Le député du Var Jean-Sébastien Vialatte poursuivi pour "provocation à la haine raciale"

Après les incidents du PSG au Trocadéro en mai dernier, le député UMP avait fait le parallèle entre les descendants d'esclaves et les casseurs, sur Twitter.
Vendredi le Collectifdom a déposé devant le tribunal correctionnel de Paris une citation directe contre le maire de Six-Fours-les-plages.

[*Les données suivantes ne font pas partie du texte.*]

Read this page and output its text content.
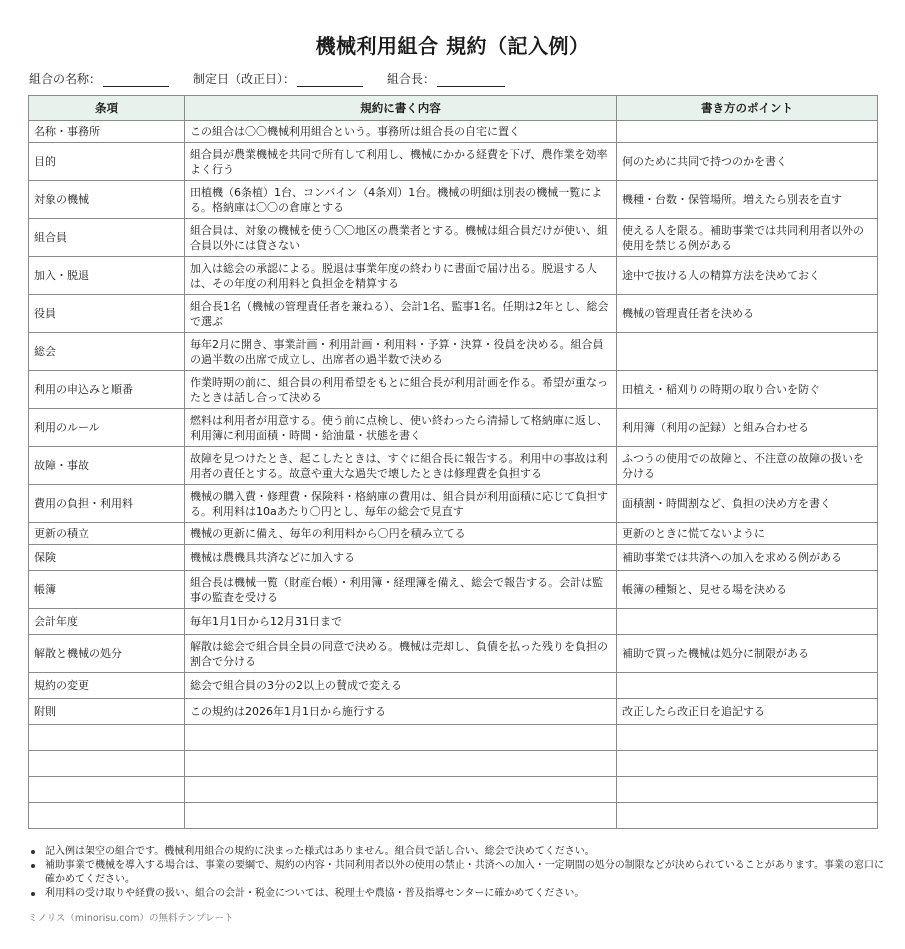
機械利用組合 規約（記入例）
組合の名称：	制定日（改正日）：	組合長：
条項	規約に書く内容	書き方のポイント
名称・事務所	この組合は〇〇機械利用組合という。事務所は組合長の自宅に置く	
目的	組合員が農業機械を共同で所有して利用し、機械にかかる経費を下げ、農作業を効率よく行う	何のために共同で持つのかを書く
対象の機械	田植機（6条植）1台、コンバイン（4条刈）1台。機械の明細は別表の機械一覧による。格納庫は〇〇の倉庫とする	機種・台数・保管場所。増えたら別表を直す
組合員	組合員は、対象の機械を使う〇〇地区の農業者とする。機械は組合員だけが使い、組合員以外には貸さない	使える人を限る。補助事業では共同利用者以外の使用を禁じる例がある
加入・脱退	加入は総会の承認による。脱退は事業年度の終わりに書面で届け出る。脱退する人は、その年度の利用料と負担金を精算する	途中で抜ける人の精算方法を決めておく
役員	組合長1名（機械の管理責任者を兼ねる）、会計1名、監事1名。任期は2年とし、総会で選ぶ	機械の管理責任者を決める
総会	毎年2月に開き、事業計画・利用計画・利用料・予算・決算・役員を決める。組合員の過半数の出席で成立し、出席者の過半数で決める	
利用の申込みと順番	作業時期の前に、組合員の利用希望をもとに組合長が利用計画を作る。希望が重なったときは話し合って決める	田植え・稲刈りの時期の取り合いを防ぐ
利用のルール	燃料は利用者が用意する。使う前に点検し、使い終わったら清掃して格納庫に返し、利用簿に利用面積・時間・給油量・状態を書く	利用簿（利用の記録）と組み合わせる
故障・事故	故障を見つけたとき、起こしたときは、すぐに組合長に報告する。利用中の事故は利用者の責任とする。故意や重大な過失で壊したときは修理費を負担する	ふつうの使用での故障と、不注意の故障の扱いを分ける
費用の負担・利用料	機械の購入費・修理費・保険料・格納庫の費用は、組合員が利用面積に応じて負担する。利用料は10aあたり〇円とし、毎年の総会で見直す	面積割・時間割など、負担の決め方を書く
更新の積立	機械の更新に備え、毎年の利用料から〇円を積み立てる	更新のときに慌てないように
保険	機械は農機具共済などに加入する	補助事業では共済への加入を求める例がある
帳簿	組合長は機械一覧（財産台帳）・利用簿・経理簿を備え、総会で報告する。会計は監事の監査を受ける	帳簿の種類と、見せる場を決める
会計年度	毎年1月1日から12月31日まで	
解散と機械の処分	解散は総会で組合員全員の同意で決める。機械は売却し、負債を払った残りを負担の割合で分ける	補助で買った機械は処分に制限がある
規約の変更	総会で組合員の3分の2以上の賛成で変える	
附則	この規約は2026年1月1日から施行する	改正したら改正日を追記する

記入例は架空の組合です。機械利用組合の規約に決まった様式はありません。組合員で話し合い、総会で決めてください。
補助事業で機械を導入する場合は、事業の要綱で、規約の内容・共同利用者以外の使用の禁止・共済への加入・一定期間の処分の制限などが決められていることがあります。事業の窓口に確かめてください。
利用料の受け取りや経費の扱い、組合の会計・税金については、税理士や農協・普及指導センターに確かめてください。
ミノリス（minorisu.com）の無料テンプレート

"C'est en effet la communauté noire dans son ensemble qui est visée", estiment les avocats du Collectifdom (collectif des Antillais, Guyannais, Réunionnais et Mahorais), qui revendique 40.000 membres et sympathisants, Eddy Arneton, Rachel Lindon et Jules Ramaël, dans leur citation saisissant le tribunal.

Le collectif demande 10.000 euros de dommages et intérêts, la publication du jugement dans quatre quotidiens nationaux ainsi que 3.000 euros au titre des frais de justice.


Interrogé après la polémique provoquée par ce tweet, Jean-Sébastien Vialatte avait assuré avoir immédiatement retiré ce message après sa publication, reconnaissant avoir "écrit une bêtise".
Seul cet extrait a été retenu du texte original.